There’s a certain bounce in your step, a smile you can’t quite explain, pride, and a sense of optimism that would rival any motivational speaker. In a word or two though, pretty damn good.

  1. Do you think you still have a story to tell to the readers?

There’s always a story to tell. As long as I’m alive and moving forward there’s always going to be a story to tell, just a new chapter.

  1. Do you pen down revelations and ideas as you get them, right then and there?

Yes. No matter where, if inspiration strikes, I write it down. My go-to move is just writing it in my text drafts or emailing it to myself right then and there. I’ve jotted down words, sentences, or ideas while at the beach, in a pool, at the bar, as my eyes are closing to go to sleep, jumped out of the shower to grab my phone, etc.

  1. You don’t have to be a writer in order to be an author – how true is that?
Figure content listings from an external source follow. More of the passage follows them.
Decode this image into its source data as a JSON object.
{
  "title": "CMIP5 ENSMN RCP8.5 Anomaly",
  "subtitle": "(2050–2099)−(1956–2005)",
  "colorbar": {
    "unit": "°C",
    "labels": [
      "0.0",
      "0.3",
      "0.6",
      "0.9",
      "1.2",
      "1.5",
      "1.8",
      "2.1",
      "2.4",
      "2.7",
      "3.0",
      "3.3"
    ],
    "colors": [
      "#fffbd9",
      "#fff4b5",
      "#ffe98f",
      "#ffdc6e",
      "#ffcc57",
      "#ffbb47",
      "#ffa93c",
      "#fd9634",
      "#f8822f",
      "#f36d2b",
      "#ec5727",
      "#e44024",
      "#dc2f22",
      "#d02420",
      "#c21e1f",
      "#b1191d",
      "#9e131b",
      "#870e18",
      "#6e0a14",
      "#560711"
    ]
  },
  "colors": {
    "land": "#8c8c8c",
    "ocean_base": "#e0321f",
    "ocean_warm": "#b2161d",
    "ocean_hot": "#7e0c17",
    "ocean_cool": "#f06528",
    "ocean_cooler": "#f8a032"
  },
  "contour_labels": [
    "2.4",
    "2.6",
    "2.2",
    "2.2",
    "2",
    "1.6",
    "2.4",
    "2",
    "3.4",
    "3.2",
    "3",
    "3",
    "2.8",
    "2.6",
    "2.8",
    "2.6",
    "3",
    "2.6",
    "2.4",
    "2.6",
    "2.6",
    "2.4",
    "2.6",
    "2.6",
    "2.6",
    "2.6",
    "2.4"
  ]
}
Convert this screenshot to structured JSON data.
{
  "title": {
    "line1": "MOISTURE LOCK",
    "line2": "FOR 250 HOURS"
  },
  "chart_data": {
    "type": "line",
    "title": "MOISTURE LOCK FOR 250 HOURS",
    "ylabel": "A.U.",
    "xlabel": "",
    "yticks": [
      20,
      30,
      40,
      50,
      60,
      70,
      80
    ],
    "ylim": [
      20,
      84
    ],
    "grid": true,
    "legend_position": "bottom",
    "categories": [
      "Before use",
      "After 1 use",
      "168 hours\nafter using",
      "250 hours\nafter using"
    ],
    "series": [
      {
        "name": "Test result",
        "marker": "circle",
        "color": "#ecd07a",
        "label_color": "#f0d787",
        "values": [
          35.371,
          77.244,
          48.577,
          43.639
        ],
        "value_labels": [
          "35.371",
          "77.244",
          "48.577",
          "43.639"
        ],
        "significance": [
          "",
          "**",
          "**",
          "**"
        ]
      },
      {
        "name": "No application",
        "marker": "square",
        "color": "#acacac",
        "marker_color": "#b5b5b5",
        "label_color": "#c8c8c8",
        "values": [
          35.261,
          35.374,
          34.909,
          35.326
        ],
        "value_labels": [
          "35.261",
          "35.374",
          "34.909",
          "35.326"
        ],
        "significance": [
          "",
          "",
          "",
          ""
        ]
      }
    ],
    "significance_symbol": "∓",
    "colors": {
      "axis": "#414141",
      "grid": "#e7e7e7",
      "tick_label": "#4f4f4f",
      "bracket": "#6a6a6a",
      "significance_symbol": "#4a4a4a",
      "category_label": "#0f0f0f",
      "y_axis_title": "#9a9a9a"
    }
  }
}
And you also don’t have to be an “author” to be a writer. I think both statements are true. I believe only you deserve to define yourself, not an accomplishment or a title.

  1. Do you need to be in a specific place or room to write, or you can just sit in the middle of a café full of people and write?

Both. I feel comfortable doing either, but I do love to write at nighttime while the rest of the world sleeps. That’s how I prefer it.

  1. Do you have a daily habit of writing?

Yes. It doesn’t matter if it’s one word or one chapter, I always find myself writing something by the time I shut my eyes at night.

  1. Writers are often associated with loner tendencies; is there any truth to that?

Yeah, there’s undoubtedly some truth to that. Like I’ve mentioned before, everyone’s different, but you do have to have to feel comfortable being alone for long periods of time in order to write. I’ve always been extremely comfortable with being alone, and sometimes prefer it depending on the day or occasion.

  1. What is your take on the importance of a good cover and title?

I think it’s extremely important. Your title should be interesting, clever, hint at what’s inside, and be intriguing enough to pick up and flip it open to know more. Getting your book into a reader’s hand, any way you can is important. A beautifully designed cover that catches the eye of an Amazon browser or a bookstore wanderer is what might separate that person from walking by or picking it up.